Strasburg's brilliance stood in contrast to his teammates. For the second straight start, the Nationals scored zero runs in support of Strasburg. Braves starter Tim Hudson shut them out for seven innings, and only Roger Bernadina, who did it twice, made it past first base against him. Strasburg has allowed only five earned runs in his past three starts, but the Nationals have scored only one run in those games and lost all three.

"The biggest challenge for me is, I just got to remind myself what the goal is and what the team needs me to do," Strasburg said. "The team needs me to go out there and keep the team within striking distance. There's going to be games when we end up not scoring those runs. We're trying to get back together as a team collectively."

Strasburg has proved his mental strength in handling unprecedented hype placed on him. Losing despite strong performances is unlikely to shake him.

"I don't think he gauges his success and failures on his win-loss record," General Manager Mike Rizzo said. "I know I look deeper into it. I think when he pitches well in the future, we're going to win those games. He's everything I dreamed of."

Before the game, following a ghastly three-game sweep in Baltimore, Manager Jim Riggleman called a team meeting. He affirmed comments Rizzo made Sunday afternoon when he vowed the team would not tolerate more substandard defense.

In the seventh, their defense struck again. Strasburg had cruised for six innings and entered with 73 pitches -- "I thought he might go eight" innings for the first time, Riggleman said. Strasburg had grounded out and sprinted to first to make the last out of the sixth. He walked Jones on four pitches and allowed Brian McCann a smash up the middle for a single, putting two on with no outs.

"He looked tired to me," Jones said. "He just had that tired look. But he's a competitor."

Strasburg, though, had escaped jams before without any margin for error, twice ending innings with a double play. At shortstop, Desmond readied. He wanted Troy Glaus to hit him the ball. "I knew if he threw a [sinker], the groundball was coming to me," Desmond said later.

Strasburg fired Glaus a 2-2, 98-mph sinking fastball. Glaus grounded to Desmond; "I got the result I wanted," Strasburg said. Desmond crouched to field the ball, and it hopped hard high and to his left. Running past, Jones noticed the tough bounce -- "bad hops happen," Jones said afterward.

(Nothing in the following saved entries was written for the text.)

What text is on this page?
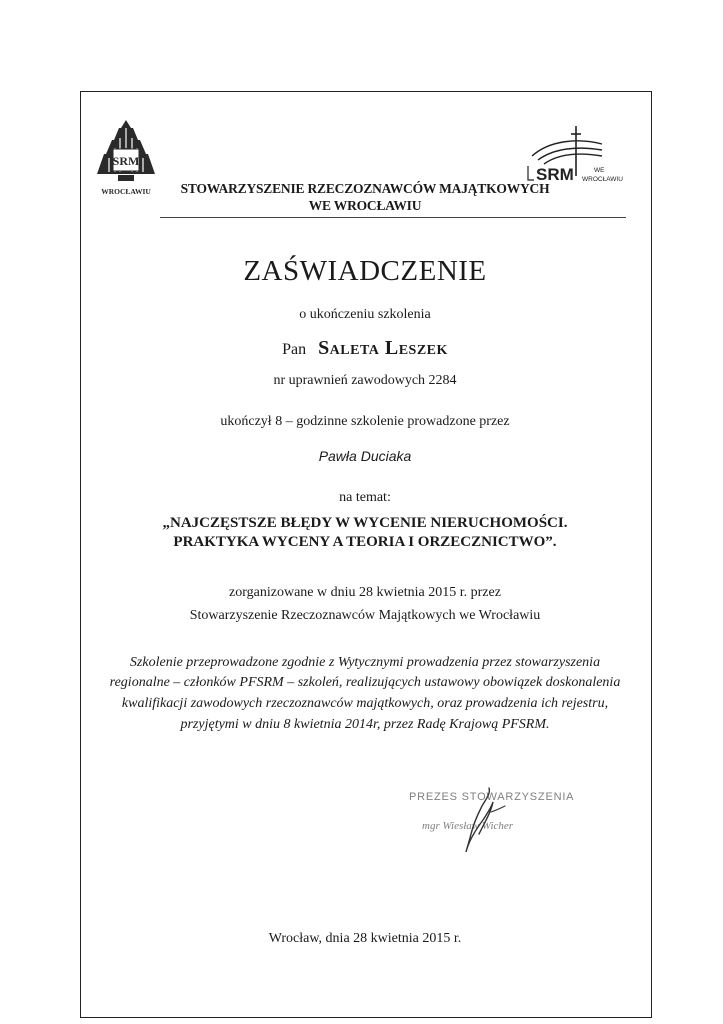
SRM
WROCŁAWIU	STOWARZYSZENIE RZECZOZNAWCÓW MAJĄTKOWYCH
WE WROCŁAWIU
SRM	WE
WROCŁAWIU
ZAŚWIADCZENIE
o ukończeniu szkolenia
Pan Saleta Leszek
nr uprawnień zawodowych 2284
ukończył 8 – godzinne szkolenie prowadzone przez
Pawła Duciaka
na temat:
„NAJCZĘSTSZE BŁĘDY W WYCENIE NIERUCHOMOŚCI.
PRAKTYKA WYCENY A TEORIA I ORZECZNICTWO”.
zorganizowane w dniu 28 kwietnia 2015 r. przez
Stowarzyszenie Rzeczoznawców Majątkowych we Wrocławiu
Szkolenie przeprowadzone zgodnie z Wytycznymi prowadzenia przez stowarzyszenia
regionalne – członków PFSRM – szkoleń, realizujących ustawowy obowiązek doskonalenia
kwalifikacji zawodowych rzeczoznawców majątkowych, oraz prowadzenia ich rejestru,
przyjętymi w dniu 8 kwietnia 2014r, przez Radę Krajową PFSRM.
PREZES STOWARZYSZENIA
mgr Wiesław Wicher
Wrocław, dnia 28 kwietnia 2015 r.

The ball deflected off Desmond's glove and shoulder, and he could not recover as the ball trickled away. Everyone was safe. Desmond had committed his 19th error, most in the majors. By game's end, the Nationals had yielded their 37th unearned run in 40 games.

Ever confident, Desmond remained resolute afterward, saying he wanted the same chance to field the same groundball the next day. His bosses supported him, too.

"I'd take nine of him," Riggleman said. "He's going to be a star in this league.

Said Rizzo: "His energy, his range, his abilities, he's going to be around here playing shortstop for a long time. He's going to save us a lot of runs. It's growing pains."

On Monday night, though, his error cost the Nationals. With the bases loaded, Eric Hinske lofted a 3-1 fastball to center field to score the only run the Braves needed. Yunel Escobar followed with an RBI single to center, ending Strasburg's night.

Even as Strasburg was "battling myself the whole way," he said, he was as good as ever. He didn't allow the Braves, his toughest lineup yet, any runs in the first six innings. He hit 100 mph once, on a ball to Martín Prado, and used far more change-ups than curveballs to keep the Braves off--balance.

"He can only get worse," said Cox, the longest-tenured manager in baseball. "It's amazing. Unhittable. He's got nowhere to go. He's already at utopia. It's not supposed to work that way in this game. In his case, it has."

Strasburg's reward so far has been praise he does not seem to care for and the sting of losing his teammates know far too well. In the face of what Riggleman called, "one of the toughest stretches I've experienced," the Nationals tried to shed their recent past and move on.

"We're all positive," catcher Iván Rodríguez said.

Said Rizzo: "Guys are pressing right now. Everyone is pressing. This is a group that takes losing really, really hard. I've got their backs. We've got to go get them tomorrow."